Presumably making America great again does not entail emulating the worst excesses of the Vietnam era or the Nixon administration. Yet this is what the Trump White House is pushing toward: A return to a situation where there is no independent, nonpartisan arbiter for budget bills, and the president’s analysis has to be taken as granted. Given the White House’s difficulty with truthfulness, this is a questionable proposition.

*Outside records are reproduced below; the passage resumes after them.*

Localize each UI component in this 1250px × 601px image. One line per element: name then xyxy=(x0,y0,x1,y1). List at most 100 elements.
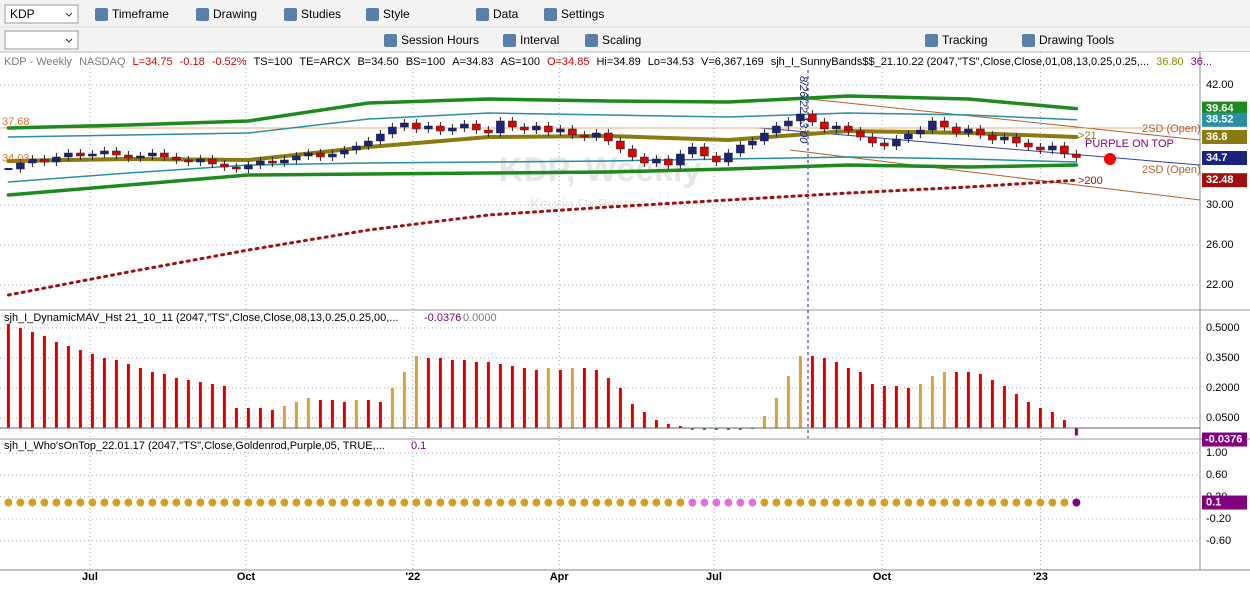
state-dot xyxy=(940,498,949,507)
price-label: 34.7 xyxy=(1206,152,1227,164)
toolbar-button[interactable]: Session Hours xyxy=(401,33,479,47)
state-dot xyxy=(952,498,961,507)
hist-bar xyxy=(306,398,310,428)
state-dot xyxy=(268,498,277,507)
toolbar-icon[interactable] xyxy=(366,8,379,21)
symbol[interactable]: KDP xyxy=(10,7,35,21)
hist-bar xyxy=(666,424,670,428)
toolbar-icon[interactable] xyxy=(585,34,598,47)
toolbar-button[interactable]: Style xyxy=(383,7,410,21)
symbol-box[interactable] xyxy=(4,4,79,24)
toolbar-button[interactable]: Data xyxy=(493,7,519,21)
candle xyxy=(124,154,133,159)
legend-text: 36... xyxy=(1191,56,1212,68)
hist-bar xyxy=(1002,386,1006,428)
candle xyxy=(472,123,481,131)
state-dot xyxy=(640,498,649,507)
candle xyxy=(388,126,397,135)
toolbar-button[interactable]: Tracking xyxy=(942,33,988,47)
state-dot xyxy=(304,498,313,507)
state-dot xyxy=(496,498,505,507)
hist-bar xyxy=(162,374,166,428)
toolbar-icon[interactable] xyxy=(1022,34,1035,47)
candle xyxy=(16,162,25,170)
hist-bar xyxy=(774,398,778,428)
candle xyxy=(904,133,913,140)
toolbar-button[interactable]: Drawing xyxy=(213,7,257,21)
legend-text: V=6,367,169 xyxy=(701,56,764,68)
candle xyxy=(256,160,265,166)
hist-bar xyxy=(606,378,610,428)
hist-bar xyxy=(870,384,874,428)
value-label: -0.0376 xyxy=(1205,433,1242,445)
state-dot xyxy=(256,498,265,507)
toolbar-button[interactable]: Settings xyxy=(561,7,604,21)
hist-bar xyxy=(18,328,22,428)
legend-text: AS=100 xyxy=(500,56,539,68)
hist-bar xyxy=(1050,412,1054,428)
y-tick-label: 0.2000 xyxy=(1206,382,1240,394)
candle xyxy=(616,140,625,150)
candle xyxy=(964,128,973,134)
price-label-bg xyxy=(1202,130,1247,144)
toolbar-icon[interactable] xyxy=(544,8,557,21)
hist-bar xyxy=(462,360,466,428)
toolbar-icon[interactable] xyxy=(476,8,489,21)
candle xyxy=(496,120,505,134)
state-dot xyxy=(844,498,853,507)
toolbar-button[interactable]: Interval xyxy=(520,33,559,47)
toolbar-button[interactable]: Scaling xyxy=(602,33,641,47)
state-dot xyxy=(976,498,985,507)
candle xyxy=(412,122,421,130)
candle xyxy=(832,125,841,130)
hist-bar xyxy=(234,408,238,428)
candle xyxy=(976,128,985,136)
price-label-bg xyxy=(1202,151,1247,165)
candle xyxy=(220,163,229,168)
toolbar-button[interactable]: Studies xyxy=(301,7,341,21)
legend-text: Hi=34.89 xyxy=(596,56,640,68)
toolbar-icon[interactable] xyxy=(384,34,397,47)
hist-bar xyxy=(222,386,226,428)
hist-bar xyxy=(726,428,730,430)
candle xyxy=(736,144,745,154)
input-box[interactable] xyxy=(4,30,79,50)
toolbar-icon[interactable] xyxy=(95,8,108,21)
toolbar-button[interactable]: Timeframe xyxy=(112,7,169,21)
candle xyxy=(64,152,73,158)
hist-bar xyxy=(30,332,34,428)
state-dot xyxy=(148,498,157,507)
candle xyxy=(940,120,949,128)
candle xyxy=(112,150,121,156)
toolbar-icon[interactable] xyxy=(503,34,516,47)
state-dot xyxy=(328,498,337,507)
candle xyxy=(760,132,769,142)
band-line xyxy=(6,94,1079,130)
state-dot xyxy=(88,498,97,507)
state-dot xyxy=(244,498,253,507)
candle xyxy=(316,152,325,158)
x-tick-label: '22 xyxy=(405,571,420,583)
toolbar-icon[interactable] xyxy=(284,8,297,21)
candle xyxy=(328,153,337,158)
state-dot xyxy=(832,498,841,507)
candle xyxy=(232,166,241,170)
candle xyxy=(172,156,181,161)
candle xyxy=(508,120,517,128)
hist-bar xyxy=(1014,394,1018,428)
candle xyxy=(304,152,313,157)
candle xyxy=(196,158,205,163)
toolbar-icon[interactable] xyxy=(925,34,938,47)
toolbar-icon[interactable] xyxy=(196,8,209,21)
value-label-bg xyxy=(1202,495,1247,510)
legend-text: B=34.50 xyxy=(357,56,398,68)
hist-bar xyxy=(906,388,910,428)
state-dot xyxy=(1012,498,1021,507)
hist-bar xyxy=(174,378,178,428)
state-dot xyxy=(136,498,145,507)
hist-bar xyxy=(990,380,994,428)
hist-bar xyxy=(378,402,382,428)
state-dot xyxy=(280,498,289,507)
toolbar-button[interactable]: Drawing Tools xyxy=(1039,33,1114,47)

CBO is just one front in the war on analysis. Intelligence is another. Trump spent months disputing the consensus judgment of the U.S. intelligence community about Russia’s role in hacks related to the election. He infamously speculated the perpetrator could have been a “guy sitting on their bed who weighs 400 pounds.” He later tweeted, “Unless you catch ‘hackers’ in the act, it is very hard to determine who was doing the hacking.” (Actual experts disputed this.) Trump later said he accepted the judgment, but has maintained a skepticism about intelligence conclusions. The result is the same: undermining the role of independent analysis within the government.
Other departments have been similarly undercut. The administration reportedly plans to cut the budget for the National Oceanic and Atmospheric Administration. Various Trump advisers spent months claiming the Bureau of Labor Statistics was untrustworthy. Trump’s fury that a federal judge could strike down his immigration executive order was similar: He believed he had, or ought to have, a monopoly on constitutional interpretation.
The immigration order is a good case study on the conflict between independent analysis and political imperatives, and the risk for Johnsonian and Nixonian abuses. After the Ninth Circuit Court of Appeals struck down the administration’s first attempt at an order, the White House assigned the Departments of Justice and Homeland Security to ferret out evidence to back the conclusion, already reached without backing, that the seven countries from which Trump wanted to ban immigrants were particularly dangerous. So the agencies got to work. Their report, obtained by the Journal, “assesses that country of citizenship is unlikely to be a reliable indicator of potential terrorist activity,” just the opposite of what the White House sought. A senior administration official fumed: “The president asked for an intelligence assessment. This is not the intelligence assessment the president asked for.”
That response is, intentionally or not, quite revealing, showing how little regard the White House has for analysis that is not geared toward backing political positions. One needn’t go too far back in U.S. history to find an example of tragic results from a White House ordering up an intelligence assessment that matched its preconceived conclusions.
Does the fight against analysis matter any more than the disdain for facts? Both achieve the goal of muddying the waters, making the public question what reality is, and whether there even is such a thing. It’s true that, by and large, folks in bars in Ohio probably aren’t sitting around discussing the nuances of CBO’s scoring process. Yet one need look no further than the reaction to CBO’s estimate on Monday—with Republican members of Congress blanching, offering dire reactions, or simply running away—to see the the power that independent analysis has in discussion of policy among lawmakers. And given how bleak the CBO estimate was, it’s no wonder the Trump administration would rather not have to reckon with that.